The biggest implementation question I had is around the use of Rust crates. Currently, I prototyped my implementation using the gimli & object crates, for generating DWARF info and ELF binaries. However, the yjit build does purposefully does not use cargo & external crates for release builds. There are a few different ways we could go here:
- Don't use the gimli & object crates; instead, re-implement all debug info & object file generation code in yjit.
- Don't use the crates; instead, link againt C libraries to provide this functionality & call them from Rust (perhaps some combination of libelf, libdw, libbfd, or llvm might do what we need)
- Use cargo after all for the release build & download the crates at build-time
- Use cargo for the release build, but vendor everything, so the build doesn't need to download anything
- Only make unwind info generation available in dev mode where cargo is used, and so mark the gimli/object dependencies as optional in Cargo.toml.
We'd need to decide on one of these approaches for this proposal to work. I don't really have a strong sense of the pros/cons of each.
(Side note - my PR actually depends on a fork of gimli - I've been discussing adding the needed interfaces upstream here: https://github.com/gimli-rs/gimli/issues/648).
Benchmarks¶
I ran the yit-bench suite on my branch and compared it to Ruby master:
- My branch: https://gist.github.com/KJTsanaktsidis/5741a9f64e5cd75cdf5fedd846091a4f
- Ruby master: https://gist.github.com/KJTsanaktsidis/592d3ebcf98f6745dfa3efbd30a25acf
This is a (very simple) comparison:
-------------- ------------ ------------ ---------------
bench yjit (ms) branch (ms) branch/yjit (%)

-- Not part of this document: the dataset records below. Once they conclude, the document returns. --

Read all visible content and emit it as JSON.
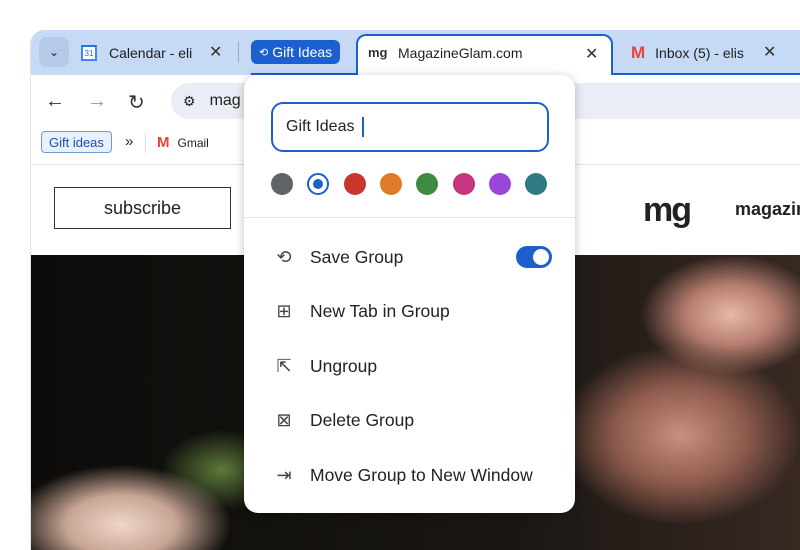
{
  "tabs": [
    {
      "title": "Calendar - eli",
      "icon": "calendar-icon"
    },
    {
      "title": "MagazineGlam.com",
      "icon": "mg-favicon",
      "active": true
    },
    {
      "title": "Inbox (5) - elis",
      "icon": "gmail-icon"
    }
  ],
  "tab_group": {
    "label": "Gift Ideas",
    "color": "#1c5fd0"
  },
  "toolbar": {
    "url": "mag"
  },
  "bookmarks": {
    "group_chip": "Gift ideas",
    "overflow": "»",
    "items": [
      {
        "label": "Gmail"
      }
    ]
  },
  "page": {
    "subscribe": "subscribe",
    "logo": "mg",
    "logo_text": "magazin"
  },
  "menu": {
    "name_value": "Gift Ideas",
    "colors": [
      {
        "name": "grey",
        "hex": "#5f6368"
      },
      {
        "name": "blue",
        "hex": "#1f5fcc",
        "selected": true
      },
      {
        "name": "red",
        "hex": "#c9372c"
      },
      {
        "name": "orange",
        "hex": "#df7a2b"
      },
      {
        "name": "green",
        "hex": "#3f8a3f"
      },
      {
        "name": "pink",
        "hex": "#c7347f"
      },
      {
        "name": "purple",
        "hex": "#9a46d9"
      },
      {
        "name": "teal",
        "hex": "#2f7b83"
      }
    ],
    "items": [
      {
        "label": "Save Group",
        "icon": "sync-icon",
        "toggle": true
      },
      {
        "label": "New Tab in Group",
        "icon": "new-tab-icon"
      },
      {
        "label": "Ungroup",
        "icon": "ungroup-icon"
      },
      {
        "label": "Delete Group",
        "icon": "delete-group-icon"
      },
      {
        "label": "Move Group to New Window",
        "icon": "move-window-icon"
      }
    ]
  }
}
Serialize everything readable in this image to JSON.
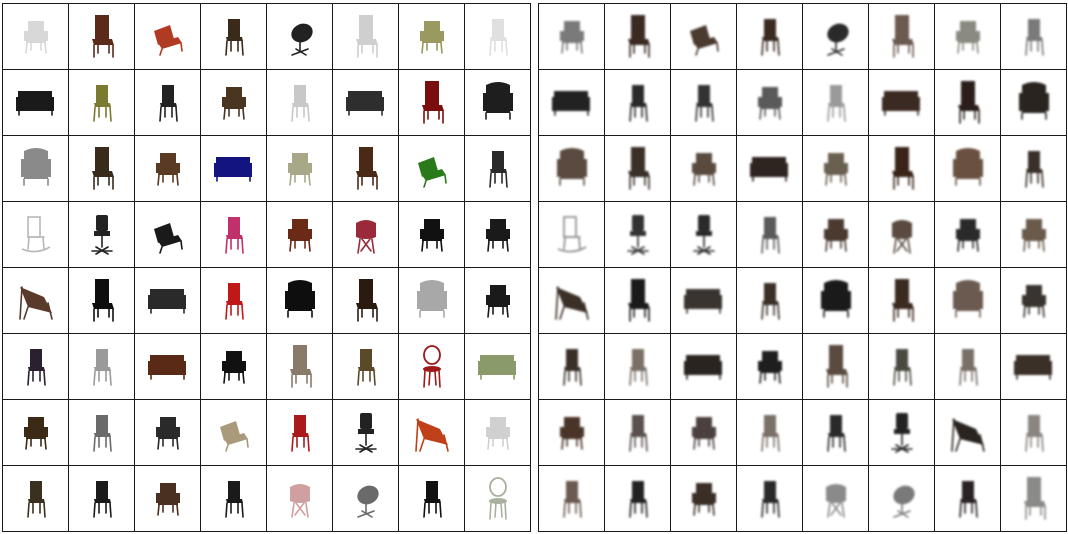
{
  "panels": [
    {
      "id": "input-renders",
      "blur": false,
      "rows": [
        [
          {
            "type": "armchair",
            "color": "#d8d8d8"
          },
          {
            "type": "highback",
            "color": "#5a2a1a"
          },
          {
            "type": "lounge",
            "color": "#b03a22"
          },
          {
            "type": "side",
            "color": "#3a2a1a"
          },
          {
            "type": "egg",
            "color": "#222222"
          },
          {
            "type": "highback",
            "color": "#cfcfcf"
          },
          {
            "type": "armchair",
            "color": "#9a9a60"
          },
          {
            "type": "side",
            "color": "#e0e0e0"
          }
        ],
        [
          {
            "type": "sofa",
            "color": "#1a1a1a"
          },
          {
            "type": "side",
            "color": "#7a7a30"
          },
          {
            "type": "side",
            "color": "#222222"
          },
          {
            "type": "armchair",
            "color": "#4a3520"
          },
          {
            "type": "side",
            "color": "#c8c8c8"
          },
          {
            "type": "sofa",
            "color": "#2e2e2e"
          },
          {
            "type": "highback",
            "color": "#7a0e0e"
          },
          {
            "type": "wing",
            "color": "#1e1e1e"
          }
        ],
        [
          {
            "type": "wing",
            "color": "#8a8a8a"
          },
          {
            "type": "highback",
            "color": "#3a2a1a"
          },
          {
            "type": "armchair",
            "color": "#5a3a22"
          },
          {
            "type": "sofa",
            "color": "#141480"
          },
          {
            "type": "armchair",
            "color": "#a8a888"
          },
          {
            "type": "highback",
            "color": "#4a2a16"
          },
          {
            "type": "lounge",
            "color": "#2a7a1a"
          },
          {
            "type": "side",
            "color": "#2a2a2a"
          }
        ],
        [
          {
            "type": "rocker",
            "color": "#b8b8b8"
          },
          {
            "type": "office",
            "color": "#222222"
          },
          {
            "type": "lounge",
            "color": "#1a1a1a"
          },
          {
            "type": "side",
            "color": "#c0306a"
          },
          {
            "type": "armchair",
            "color": "#6a2a16"
          },
          {
            "type": "shell",
            "color": "#9a2a3a"
          },
          {
            "type": "armchair",
            "color": "#111111"
          },
          {
            "type": "armchair",
            "color": "#1a1a1a"
          }
        ],
        [
          {
            "type": "butterfly",
            "color": "#5a3a2a"
          },
          {
            "type": "highback",
            "color": "#0e0e0e"
          },
          {
            "type": "sofa",
            "color": "#2a2a2a"
          },
          {
            "type": "side",
            "color": "#c01818"
          },
          {
            "type": "wing",
            "color": "#0e0e0e"
          },
          {
            "type": "highback",
            "color": "#2a1a10"
          },
          {
            "type": "wing",
            "color": "#a8a8a8"
          },
          {
            "type": "armchair",
            "color": "#1a1a1a"
          }
        ],
        [
          {
            "type": "side",
            "color": "#2a2030"
          },
          {
            "type": "side",
            "color": "#9a9a9a"
          },
          {
            "type": "sofa",
            "color": "#5a2a16"
          },
          {
            "type": "armchair",
            "color": "#111111"
          },
          {
            "type": "highback",
            "color": "#8a7a6a"
          },
          {
            "type": "side",
            "color": "#5a4a2a"
          },
          {
            "type": "bistro",
            "color": "#a01818"
          },
          {
            "type": "sofa",
            "color": "#8a9a6a"
          }
        ],
        [
          {
            "type": "armchair",
            "color": "#3a2a16"
          },
          {
            "type": "side",
            "color": "#6a6a6a"
          },
          {
            "type": "armchair",
            "color": "#2a2a2a"
          },
          {
            "type": "lounge",
            "color": "#a89a7a"
          },
          {
            "type": "side",
            "color": "#aa1a1a"
          },
          {
            "type": "office",
            "color": "#222222"
          },
          {
            "type": "butterfly",
            "color": "#c0401a"
          },
          {
            "type": "armchair",
            "color": "#d0d0d0"
          }
        ],
        [
          {
            "type": "side",
            "color": "#3a3020"
          },
          {
            "type": "side",
            "color": "#1a1a1a"
          },
          {
            "type": "armchair",
            "color": "#4a3020"
          },
          {
            "type": "side",
            "color": "#1a1a1a"
          },
          {
            "type": "shell",
            "color": "#d0a0a0"
          },
          {
            "type": "egg",
            "color": "#6a6a6a"
          },
          {
            "type": "side",
            "color": "#111111"
          },
          {
            "type": "bistro",
            "color": "#a8b0a0"
          }
        ]
      ]
    },
    {
      "id": "reconstructions",
      "blur": true,
      "rows": [
        [
          {
            "type": "armchair",
            "color": "#7a7a7a"
          },
          {
            "type": "highback",
            "color": "#3a2a22"
          },
          {
            "type": "lounge",
            "color": "#4a3a30"
          },
          {
            "type": "side",
            "color": "#3a2a20"
          },
          {
            "type": "egg",
            "color": "#2a2a2a"
          },
          {
            "type": "highback",
            "color": "#6a5a50"
          },
          {
            "type": "armchair",
            "color": "#8a8a80"
          },
          {
            "type": "side",
            "color": "#7a7a7a"
          }
        ],
        [
          {
            "type": "sofa",
            "color": "#222222"
          },
          {
            "type": "side",
            "color": "#2a2a2a"
          },
          {
            "type": "side",
            "color": "#333333"
          },
          {
            "type": "armchair",
            "color": "#5a5a5a"
          },
          {
            "type": "side",
            "color": "#9a9a9a"
          },
          {
            "type": "sofa",
            "color": "#3a2a22"
          },
          {
            "type": "highback",
            "color": "#2a1e1a"
          },
          {
            "type": "wing",
            "color": "#2a2420"
          }
        ],
        [
          {
            "type": "wing",
            "color": "#5a4a40"
          },
          {
            "type": "highback",
            "color": "#3a3028"
          },
          {
            "type": "armchair",
            "color": "#5a4a40"
          },
          {
            "type": "sofa",
            "color": "#2e2420"
          },
          {
            "type": "armchair",
            "color": "#6a6050"
          },
          {
            "type": "highback",
            "color": "#3a2418"
          },
          {
            "type": "wing",
            "color": "#6a5040"
          },
          {
            "type": "side",
            "color": "#3a302a"
          }
        ],
        [
          {
            "type": "rocker",
            "color": "#8a8a8a"
          },
          {
            "type": "office",
            "color": "#333333"
          },
          {
            "type": "office",
            "color": "#2a2a2a"
          },
          {
            "type": "side",
            "color": "#5a5a5a"
          },
          {
            "type": "armchair",
            "color": "#4a3a30"
          },
          {
            "type": "shell",
            "color": "#5a4a40"
          },
          {
            "type": "armchair",
            "color": "#2a2a2a"
          },
          {
            "type": "armchair",
            "color": "#6a5a4a"
          }
        ],
        [
          {
            "type": "butterfly",
            "color": "#3a3028"
          },
          {
            "type": "highback",
            "color": "#1a1a1a"
          },
          {
            "type": "sofa",
            "color": "#3a3430"
          },
          {
            "type": "side",
            "color": "#3a3028"
          },
          {
            "type": "wing",
            "color": "#1a1a1a"
          },
          {
            "type": "highback",
            "color": "#3a2a20"
          },
          {
            "type": "wing",
            "color": "#6a5a50"
          },
          {
            "type": "armchair",
            "color": "#3a3430"
          }
        ],
        [
          {
            "type": "side",
            "color": "#3a3028"
          },
          {
            "type": "side",
            "color": "#7a7068"
          },
          {
            "type": "sofa",
            "color": "#2a2420"
          },
          {
            "type": "armchair",
            "color": "#1e1e1e"
          },
          {
            "type": "highback",
            "color": "#5a4a40"
          },
          {
            "type": "side",
            "color": "#4a4a40"
          },
          {
            "type": "side",
            "color": "#7a7068"
          },
          {
            "type": "sofa",
            "color": "#3a3028"
          }
        ],
        [
          {
            "type": "armchair",
            "color": "#4a3428"
          },
          {
            "type": "side",
            "color": "#5a5050"
          },
          {
            "type": "armchair",
            "color": "#4a4040"
          },
          {
            "type": "side",
            "color": "#7a7068"
          },
          {
            "type": "side",
            "color": "#2a2a2a"
          },
          {
            "type": "office",
            "color": "#222222"
          },
          {
            "type": "butterfly",
            "color": "#2a2420"
          },
          {
            "type": "side",
            "color": "#8a8580"
          }
        ],
        [
          {
            "type": "side",
            "color": "#6a5a50"
          },
          {
            "type": "side",
            "color": "#222222"
          },
          {
            "type": "armchair",
            "color": "#3a2e26"
          },
          {
            "type": "side",
            "color": "#2a2a2a"
          },
          {
            "type": "shell",
            "color": "#8a8a8a"
          },
          {
            "type": "egg",
            "color": "#7a7a7a"
          },
          {
            "type": "side",
            "color": "#2a2224"
          },
          {
            "type": "highback",
            "color": "#8a8a88"
          }
        ]
      ]
    }
  ]
}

activerecord 97.5 98.5 101.03%
hexapdf 2415.3 2458.2 101.78%
liquid-c 61.9 63.1 101.94%
liquid-render 135.3 135.0 99.78%
mail 104.6 105.5 100.86%
psych-load 1887.1 1922.0 101.85%
railsbench 1544.4 1556.0 100.75%
ruby-lsp 88.4 89.5 101.24%
sequel 147.5 151.1 102.44%
binarytrees 303 305.6 100.86%
chunky_png 1075.8 1079.4 100.33%
erubi 392.9 392.3 99.85%
erubi_rails 14.7 14.7 100.00%
etanni 792.3 791.4 99.89%
fannkuchredux 3815.9 3813.6 99.94%
lee 1030.2 1039.2 100.87%
nbody 49.2 49.3 100.20%
optcarrot 4142 4143.3 100.03%
ruby-json 2860.7 2874.0 100.46%
rubykon 7906.6 7904.2 99.97%
30k_ifelse 348.7 345.4 99.05%
30k_methods 828.6 831.8 100.39%
cfunc_itself 28.8 28.9 100.35%
fib 34.4 34.5 100.29%
getivar 115.5 109.7 94.98%
keyword_args 37.7 38.0 100.80%
respond_to 26 26.1 100.38%
setivar 33.8 33.5 99.11%
setivar_object 208.7 194.3 93.10%
str_concat 52.6 52.2 99.24%
throw 23.8 24.1 101.26%
-------------- ------------ ------------ ---------------
It seems like the performance impact of generating and registering the debug info is marginal.